A protagonista, Maria Luiza (interpretada por Maria Casadevall), decide abrir um clube de música após ser abandonada e extorquida pelo marido, tornando-se sócia de Adélia (interpretada por Patrícia Dejesus), uma mulher negra que vive no morro e trabalha duro para sustentar a filha, à procura de uma vida melhor para si e para a filha. A terceira mulher é Lígia (interpretada por Fernanda Vasconcellos), que tem uma realidade parecida com a de Malu, jovem e casada, seu sonho sempre foi ser cantora, mas o marido não aceita ter uma esposa que trabalhe. Por último, Thereza (interpretada por Mel Lisboa), uma jornalista que acaba de voltar de Paris e trabalha em uma editora renomada, onde luta para conquistar espaços para as mulheres na revista feminina sendo a única repórter mulher, uma vez que as colunas eram escritas por homens, que assinavam seus textos com nome de mulheres. Além disso, vive um relacionamento mais desconstruído para a época, no qual ele não a maltrata, como acontece com outras.
Malu, Adélia, Theresa e Lígia são de origens e dores diferentes, porém todas elas sofrem com diferentes opressões e por isso se unem, dando suporte e apoio uma à outra. Compartilham suas vivências e, mesmo não sentindo as mesmas dores da outra, há uma sororidade e empatia muito importante para a construção e fortalecimento da história de cada uma, sendo isso algo muito positivo, uma vez que é muito comum personagens femininas diferentes serem colocadas na tela como rivais. A potência dessa sororidade possui grande destaque no enredo, porém, ao mesmo tempo, mostra os limites da mesma, deixando evidente não é algo automático, oriundo do fato de serem todas do mesmo gênero, uma vez que, para haver essa solidariedade entre diferentes mulheres é preciso um esforço de empatia e escuta, e, assim, construir um feminismo que represente a diversidade entre mulheres.
Paralelo entre os dados sociais brasileiros e as personagens
A série se passa no período dos chamados “anos dourados” brasileiros, a época de ouro do capitalismo brasileiro e das elites das grandes cidades. Este representa um momento de florescimento econômico e cultural do Brasil, quando o samba e a bossa nova começam a tomar forma e a série retrata os grandes desafios e lutas cotidianas das mulheres no Brasil, em que há um protagonismo masculino na música, na política e na economia.

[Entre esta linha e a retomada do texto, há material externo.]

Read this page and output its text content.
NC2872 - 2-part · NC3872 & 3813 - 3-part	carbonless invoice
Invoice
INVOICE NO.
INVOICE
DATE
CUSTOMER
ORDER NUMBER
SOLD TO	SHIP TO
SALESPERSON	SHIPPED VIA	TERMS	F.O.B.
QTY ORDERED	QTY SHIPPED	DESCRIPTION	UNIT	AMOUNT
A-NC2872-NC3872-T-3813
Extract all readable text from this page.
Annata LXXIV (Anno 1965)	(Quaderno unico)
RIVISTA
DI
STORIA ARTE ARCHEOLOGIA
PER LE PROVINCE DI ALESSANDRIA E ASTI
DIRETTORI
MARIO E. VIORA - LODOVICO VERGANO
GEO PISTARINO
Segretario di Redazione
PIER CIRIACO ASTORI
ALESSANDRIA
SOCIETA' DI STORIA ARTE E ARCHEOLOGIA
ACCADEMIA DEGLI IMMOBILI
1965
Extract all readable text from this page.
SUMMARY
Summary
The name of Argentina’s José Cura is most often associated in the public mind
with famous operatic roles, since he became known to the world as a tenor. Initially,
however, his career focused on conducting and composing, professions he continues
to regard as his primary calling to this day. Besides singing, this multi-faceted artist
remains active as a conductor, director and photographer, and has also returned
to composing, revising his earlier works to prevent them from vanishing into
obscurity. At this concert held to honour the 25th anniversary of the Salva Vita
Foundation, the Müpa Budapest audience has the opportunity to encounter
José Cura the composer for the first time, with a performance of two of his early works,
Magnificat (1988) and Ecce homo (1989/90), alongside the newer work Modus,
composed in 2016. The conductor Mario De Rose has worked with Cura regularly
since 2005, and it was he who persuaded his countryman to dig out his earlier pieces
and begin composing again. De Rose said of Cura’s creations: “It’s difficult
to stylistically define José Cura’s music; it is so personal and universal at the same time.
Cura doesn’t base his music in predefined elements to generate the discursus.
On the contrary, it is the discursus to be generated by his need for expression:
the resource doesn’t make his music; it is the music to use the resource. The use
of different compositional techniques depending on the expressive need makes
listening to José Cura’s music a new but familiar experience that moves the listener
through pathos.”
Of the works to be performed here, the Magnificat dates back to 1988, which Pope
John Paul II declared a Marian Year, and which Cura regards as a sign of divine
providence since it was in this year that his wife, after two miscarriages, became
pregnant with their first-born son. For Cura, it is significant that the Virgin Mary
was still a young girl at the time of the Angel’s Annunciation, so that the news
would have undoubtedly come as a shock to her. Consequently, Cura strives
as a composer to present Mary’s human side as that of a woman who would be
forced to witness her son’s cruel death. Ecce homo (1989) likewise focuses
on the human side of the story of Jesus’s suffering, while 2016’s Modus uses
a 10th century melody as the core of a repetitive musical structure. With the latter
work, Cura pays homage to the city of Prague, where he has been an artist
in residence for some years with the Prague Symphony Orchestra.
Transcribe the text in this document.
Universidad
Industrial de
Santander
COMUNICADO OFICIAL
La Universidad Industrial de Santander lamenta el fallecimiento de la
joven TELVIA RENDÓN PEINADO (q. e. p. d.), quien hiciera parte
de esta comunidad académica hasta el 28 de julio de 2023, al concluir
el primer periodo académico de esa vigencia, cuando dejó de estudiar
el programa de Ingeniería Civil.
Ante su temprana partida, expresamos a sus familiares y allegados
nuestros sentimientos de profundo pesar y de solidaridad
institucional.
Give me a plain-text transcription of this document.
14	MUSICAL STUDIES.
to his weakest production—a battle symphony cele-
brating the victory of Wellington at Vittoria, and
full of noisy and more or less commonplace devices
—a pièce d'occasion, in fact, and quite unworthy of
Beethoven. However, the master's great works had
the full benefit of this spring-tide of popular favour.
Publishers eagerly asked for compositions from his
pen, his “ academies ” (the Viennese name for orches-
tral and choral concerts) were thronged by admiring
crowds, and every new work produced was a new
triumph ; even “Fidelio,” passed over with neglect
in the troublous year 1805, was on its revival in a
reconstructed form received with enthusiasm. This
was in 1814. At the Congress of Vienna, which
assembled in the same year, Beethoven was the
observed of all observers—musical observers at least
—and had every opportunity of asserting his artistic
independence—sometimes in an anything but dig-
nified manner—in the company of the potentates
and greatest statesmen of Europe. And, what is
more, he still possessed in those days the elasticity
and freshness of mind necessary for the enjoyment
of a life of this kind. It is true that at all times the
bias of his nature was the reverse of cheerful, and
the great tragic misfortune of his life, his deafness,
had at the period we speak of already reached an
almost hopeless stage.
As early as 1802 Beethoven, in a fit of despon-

Coisa Mais Linda mostra as muitas diferenças do universo feminino, revelando divergentes pontos de vista sobre a sociedade brasileira, mas, ainda muito focada em uma perspectiva hegemônica sobre a história das lutas das mulheres no país, dando mais destaque às opressões de mulheres brancas e de classe média, que, nesse período, lutam por espaço no mercado de trabalho e poder sair da frustração da vida doméstica.
Maria Luiza, branca, de classe alta de São Paulo, casada e mãe de um filho pequeno, acredita viver uma vida perfeita para os padrões que aquela sociedade exigia, até descobrir que seu marido, que havia se mudado para o Rio de Janeiro para abrir um restaurante com o dinheiro dela, fugiu com outra e a deixou cheia de dívidas. Assim, inicia-se suas ambições feministas: poder trabalhar e ser independente do pai e do marido, abrindo seu próprio negócio, um clube de música na cidade maravilhosa, apesar das limitações legislativas da época (a mulher era considerada incapaz de exercer atividades remuneradas), conciliando o trabalho e a maternidade.
Segundo um relatório de pesquisa do Sebrae, as mulheres respondem por 34% dos 27,4 milhões de Donos de Negócio (Empregadores + Conta Própria) existentes no Brasil, apesar de serem 52% da população brasileira, e, ainda ganham menos do que os homens (22% a menos). Além disso, mulheres empresárias (com CNPJ) pagam taxas de juros maiores, apesar da taxa de inadimplência das mulheres ser mais baixa.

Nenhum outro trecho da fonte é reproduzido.